La decepción ha sido todavía
mayor después de comprobar que España es el país de la Unión Europea con menos
porcentaje de alumnos en centros públicos. Aquí apenas llegamos al 67%,
mientras que la media en Europa es el 81% y hay países, como Francia, donde la escuela
pública, y laica, acoge al 85% del alumnado total.
Así las cosas, viendo como estamos
y como están en Europa, y que, a pesar de todo, hace un par de domingos salieron
en procesión un buen número de coches repletos de globos, lazos naranja y
monjitas gritando libertad, a mí también me entraron las ganas de salir a la
calle y contramanifestarme al grito de quiero una enseñanza pública para todos
que cumpla ciertas premisas fundamentales como la igualdad, el respeto mutuo y
la no discriminación por razón del poder adquisitivo o el estatus social. Una
escuela democrática, independiente del poder adquisitivo o el pedigrí de las
familias, en la que los niños y los jóvenes tengan derecho a formarse como
ciudadanos libres y acabar siendo lo que, realmente, quieran y no lo que les
impongan sus padres.
Pedir libertad, en la enseñanza, es
pedir eso y no lo que están pidiendo quienes tienen la desfachatez de gritar
libertad, al tiempo que ignoran, de forma interesada, qué en la escuela pública,
al contrario que en la privada, no se adoctrina. La escuela pública es un
espacio libre, sometido a la ley y sin privilegios, en el que los docentes imparten
los contenidos curriculares con verdadera libertad de cátedra. Cosa que no
ocurre en los centros privados o concertados, donde los profesores tienen que
someterse a los dictados ideológicos del dueño del centro, que es quien les
contrata y les paga, aunque sea con dinero público.

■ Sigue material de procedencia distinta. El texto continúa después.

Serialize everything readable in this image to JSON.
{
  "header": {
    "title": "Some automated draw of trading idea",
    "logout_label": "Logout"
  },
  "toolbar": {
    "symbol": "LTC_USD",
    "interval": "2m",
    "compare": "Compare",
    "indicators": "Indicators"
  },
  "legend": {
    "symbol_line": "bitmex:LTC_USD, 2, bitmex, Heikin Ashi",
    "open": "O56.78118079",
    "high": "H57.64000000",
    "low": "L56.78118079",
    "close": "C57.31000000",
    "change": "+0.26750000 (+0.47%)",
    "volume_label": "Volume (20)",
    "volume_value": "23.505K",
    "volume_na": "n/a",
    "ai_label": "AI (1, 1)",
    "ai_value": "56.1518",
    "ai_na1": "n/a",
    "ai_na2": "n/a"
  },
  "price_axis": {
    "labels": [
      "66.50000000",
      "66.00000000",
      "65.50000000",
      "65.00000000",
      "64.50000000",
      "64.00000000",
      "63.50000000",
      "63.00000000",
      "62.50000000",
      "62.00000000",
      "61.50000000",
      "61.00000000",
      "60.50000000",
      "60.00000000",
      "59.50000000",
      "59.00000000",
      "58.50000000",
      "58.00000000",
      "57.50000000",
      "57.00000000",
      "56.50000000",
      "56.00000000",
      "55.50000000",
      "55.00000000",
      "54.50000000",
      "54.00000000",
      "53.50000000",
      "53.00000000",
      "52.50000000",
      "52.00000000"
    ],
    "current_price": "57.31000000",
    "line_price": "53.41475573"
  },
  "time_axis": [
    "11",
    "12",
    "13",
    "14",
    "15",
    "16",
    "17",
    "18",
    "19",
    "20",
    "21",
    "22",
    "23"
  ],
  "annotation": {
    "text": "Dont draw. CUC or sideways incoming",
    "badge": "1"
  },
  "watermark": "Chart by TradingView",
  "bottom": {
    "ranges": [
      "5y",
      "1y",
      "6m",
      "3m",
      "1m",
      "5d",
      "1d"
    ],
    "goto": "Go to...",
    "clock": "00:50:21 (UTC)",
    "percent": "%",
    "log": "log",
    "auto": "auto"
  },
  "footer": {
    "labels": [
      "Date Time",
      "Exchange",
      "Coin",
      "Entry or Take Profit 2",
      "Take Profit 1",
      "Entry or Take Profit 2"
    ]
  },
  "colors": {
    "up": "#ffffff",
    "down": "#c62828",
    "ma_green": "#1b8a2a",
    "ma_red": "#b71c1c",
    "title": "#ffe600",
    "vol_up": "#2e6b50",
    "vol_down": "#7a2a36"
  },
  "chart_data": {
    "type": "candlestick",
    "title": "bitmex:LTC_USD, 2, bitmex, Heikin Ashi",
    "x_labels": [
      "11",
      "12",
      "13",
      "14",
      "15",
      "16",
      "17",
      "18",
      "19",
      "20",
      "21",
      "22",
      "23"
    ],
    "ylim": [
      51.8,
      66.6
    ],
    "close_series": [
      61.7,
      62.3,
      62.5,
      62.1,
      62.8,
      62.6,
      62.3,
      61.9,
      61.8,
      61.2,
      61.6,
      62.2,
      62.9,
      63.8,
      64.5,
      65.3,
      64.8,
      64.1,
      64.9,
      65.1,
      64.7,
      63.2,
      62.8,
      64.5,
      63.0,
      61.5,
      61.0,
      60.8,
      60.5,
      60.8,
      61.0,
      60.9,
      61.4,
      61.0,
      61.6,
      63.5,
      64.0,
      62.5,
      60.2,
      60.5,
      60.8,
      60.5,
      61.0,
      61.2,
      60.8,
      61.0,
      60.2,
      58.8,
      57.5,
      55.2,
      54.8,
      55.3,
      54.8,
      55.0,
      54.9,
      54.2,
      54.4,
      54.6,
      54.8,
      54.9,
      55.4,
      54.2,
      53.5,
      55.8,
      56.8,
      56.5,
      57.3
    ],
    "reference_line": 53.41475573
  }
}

Por eso, nunca mejor dicho aquello
de que cae antes un mentiroso que un cojo. Quienes, ahora, gritan libertad y se
oponen a la nueva ley, no lo hacen porque les importe la calidad de la
enseñanza. Lo hacen por un interés que ocultan con mucho cinismo. Unos para
defender el negocio de la concertada y otros para no perder el privilegio de
mandar a sus hijos, por poco dinero, a escuelas que se diferencian de la
pública porque no tienen inmigrantes, ni pobres que no puedan pagar las cuotas
de actividades complementarias, ni niños que no superen los filtros que imponga
el centro.
La verdad es la verdad y lo demás
son milongas para quien quiera escucharlas. Resulta, cuando menos, curioso que
siempre que gobierna la izquierda, la derecha salga con el cuento de que la
escuela pública es una institución que adoctrina. No es casualidad, tampoco, que
traten de liarla confundiendo la libertad de todos, la ciudadana, con una
supuesta libertad que se sacan de la manga para defender que ciertos padres tengan
derecho a mandar a sus hijos a un colegio privado, subvencionado con dinero público.
Pueden estar tranquilos, por
desgracia, la Ley Celaá decepciona. Es otra oportunidad perdida que no
modifica, apenas, la enseñanza que tenemos.